Thelma Fisher Dewitty Scholarship

This scholarship was founded by Robert Roblee in 2005 for current and future African American LGBTQ leaders and role models.

Thelma Fisher Dewitty’s Story [Excerpt from an article written after Mrs. Dewitty’s death]:

Mrs. Thelma Fisher Dewitty was born in Beaumont, Texas in 1912. Later in life she moved to Seattle with her husband, where she attended graduate school at the University of Washington.

In 1947, she became the first African American to teach within the Seattle Public School District. She began her long, distinguished career at the Frank B. Cooper Elementary School—located in West Seattle’s West Delridge neighborhood—amidst public pressure and racial tension.

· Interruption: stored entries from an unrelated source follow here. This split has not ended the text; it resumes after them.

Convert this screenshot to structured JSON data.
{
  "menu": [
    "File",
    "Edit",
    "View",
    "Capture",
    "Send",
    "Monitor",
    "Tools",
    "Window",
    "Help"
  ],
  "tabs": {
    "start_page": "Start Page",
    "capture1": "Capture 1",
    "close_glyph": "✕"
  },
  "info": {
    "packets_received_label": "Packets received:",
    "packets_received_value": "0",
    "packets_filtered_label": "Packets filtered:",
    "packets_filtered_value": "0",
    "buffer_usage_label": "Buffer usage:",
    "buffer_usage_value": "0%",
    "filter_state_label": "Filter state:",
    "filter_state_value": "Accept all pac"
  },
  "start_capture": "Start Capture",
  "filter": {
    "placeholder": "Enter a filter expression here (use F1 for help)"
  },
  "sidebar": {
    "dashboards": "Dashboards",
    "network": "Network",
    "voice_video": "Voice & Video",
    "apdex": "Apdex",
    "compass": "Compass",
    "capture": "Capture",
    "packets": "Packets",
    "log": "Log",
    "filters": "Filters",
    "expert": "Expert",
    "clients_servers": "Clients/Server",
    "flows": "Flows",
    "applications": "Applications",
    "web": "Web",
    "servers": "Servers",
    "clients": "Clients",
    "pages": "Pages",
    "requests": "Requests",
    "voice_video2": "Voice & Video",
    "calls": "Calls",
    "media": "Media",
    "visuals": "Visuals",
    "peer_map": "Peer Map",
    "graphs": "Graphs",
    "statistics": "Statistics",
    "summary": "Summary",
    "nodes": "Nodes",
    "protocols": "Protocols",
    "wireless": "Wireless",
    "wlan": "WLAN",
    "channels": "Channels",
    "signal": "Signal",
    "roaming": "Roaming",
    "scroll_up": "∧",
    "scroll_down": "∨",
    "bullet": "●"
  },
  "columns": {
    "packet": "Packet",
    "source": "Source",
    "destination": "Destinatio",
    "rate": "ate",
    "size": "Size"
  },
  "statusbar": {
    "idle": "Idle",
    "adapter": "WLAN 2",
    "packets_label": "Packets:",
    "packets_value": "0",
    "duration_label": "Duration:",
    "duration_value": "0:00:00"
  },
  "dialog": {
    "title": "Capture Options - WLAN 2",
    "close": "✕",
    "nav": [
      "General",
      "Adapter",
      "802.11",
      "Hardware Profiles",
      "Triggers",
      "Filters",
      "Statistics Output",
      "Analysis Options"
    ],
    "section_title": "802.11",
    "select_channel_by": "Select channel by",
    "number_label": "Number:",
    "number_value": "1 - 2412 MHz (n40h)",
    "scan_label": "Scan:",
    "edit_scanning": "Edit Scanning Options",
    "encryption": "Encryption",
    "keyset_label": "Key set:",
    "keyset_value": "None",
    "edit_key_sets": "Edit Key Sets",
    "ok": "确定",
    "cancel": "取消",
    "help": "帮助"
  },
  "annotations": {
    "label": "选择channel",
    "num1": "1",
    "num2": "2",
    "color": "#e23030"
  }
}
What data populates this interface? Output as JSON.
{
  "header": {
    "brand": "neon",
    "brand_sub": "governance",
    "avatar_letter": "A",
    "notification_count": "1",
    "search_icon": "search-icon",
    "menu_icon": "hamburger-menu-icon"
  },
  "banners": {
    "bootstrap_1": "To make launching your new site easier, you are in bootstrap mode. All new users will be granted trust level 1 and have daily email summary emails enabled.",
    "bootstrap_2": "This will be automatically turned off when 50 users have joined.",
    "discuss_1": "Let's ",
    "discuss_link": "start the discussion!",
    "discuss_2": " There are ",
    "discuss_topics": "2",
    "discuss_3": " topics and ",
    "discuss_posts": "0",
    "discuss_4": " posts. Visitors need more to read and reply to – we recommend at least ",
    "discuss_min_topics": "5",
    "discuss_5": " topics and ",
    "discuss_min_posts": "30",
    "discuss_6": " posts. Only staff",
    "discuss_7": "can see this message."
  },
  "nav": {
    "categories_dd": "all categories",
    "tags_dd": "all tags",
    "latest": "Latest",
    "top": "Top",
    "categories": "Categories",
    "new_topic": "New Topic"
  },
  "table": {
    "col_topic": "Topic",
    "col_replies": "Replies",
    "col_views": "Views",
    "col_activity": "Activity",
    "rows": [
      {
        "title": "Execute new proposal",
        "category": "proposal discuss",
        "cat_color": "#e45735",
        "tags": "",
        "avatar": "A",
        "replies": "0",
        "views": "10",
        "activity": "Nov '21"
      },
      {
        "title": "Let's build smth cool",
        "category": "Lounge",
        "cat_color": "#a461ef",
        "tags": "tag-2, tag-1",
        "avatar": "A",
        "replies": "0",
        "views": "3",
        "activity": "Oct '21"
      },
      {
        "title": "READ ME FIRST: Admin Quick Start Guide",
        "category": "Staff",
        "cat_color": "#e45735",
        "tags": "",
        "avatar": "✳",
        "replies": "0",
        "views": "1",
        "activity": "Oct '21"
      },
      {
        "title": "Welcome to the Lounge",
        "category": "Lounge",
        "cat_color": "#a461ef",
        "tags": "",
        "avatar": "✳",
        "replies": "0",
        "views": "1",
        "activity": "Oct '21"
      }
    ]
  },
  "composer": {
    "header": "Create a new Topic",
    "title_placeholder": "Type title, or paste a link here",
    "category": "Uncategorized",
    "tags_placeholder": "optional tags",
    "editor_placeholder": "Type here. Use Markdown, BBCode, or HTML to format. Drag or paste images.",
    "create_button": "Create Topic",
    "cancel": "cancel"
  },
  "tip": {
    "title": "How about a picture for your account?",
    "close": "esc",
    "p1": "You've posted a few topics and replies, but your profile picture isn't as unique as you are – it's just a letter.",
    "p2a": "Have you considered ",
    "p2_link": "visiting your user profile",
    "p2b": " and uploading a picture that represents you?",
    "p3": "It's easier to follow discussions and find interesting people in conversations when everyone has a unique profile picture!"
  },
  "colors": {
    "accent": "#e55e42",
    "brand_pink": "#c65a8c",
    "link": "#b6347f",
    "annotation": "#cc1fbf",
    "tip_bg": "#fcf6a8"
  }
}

Although Seattle was known for racial tolerance, Mrs. Dewitty’s appointment was a groundbreaking accomplishment. She left Cooper Elementary School in 1953, teaching at numerous other schools within the Seattle School District—including John Hay (1953-55), Laurelhurst (1955-56), and Sandpoint (1956- 58) Elementary Schools—before she retired in 1973.

In the civic arena, Dewitty was active in the Seattle King County NAACP, serving as its president in the late 1950s. She also served on the State Board Against Discrimination and on the Board of Theater Supervisors for Seattle and King County.

Thelma Fisher Dewitty Scholarship

Thelma Dewitty is shown reading to her second-graders at Cooper School in 1950.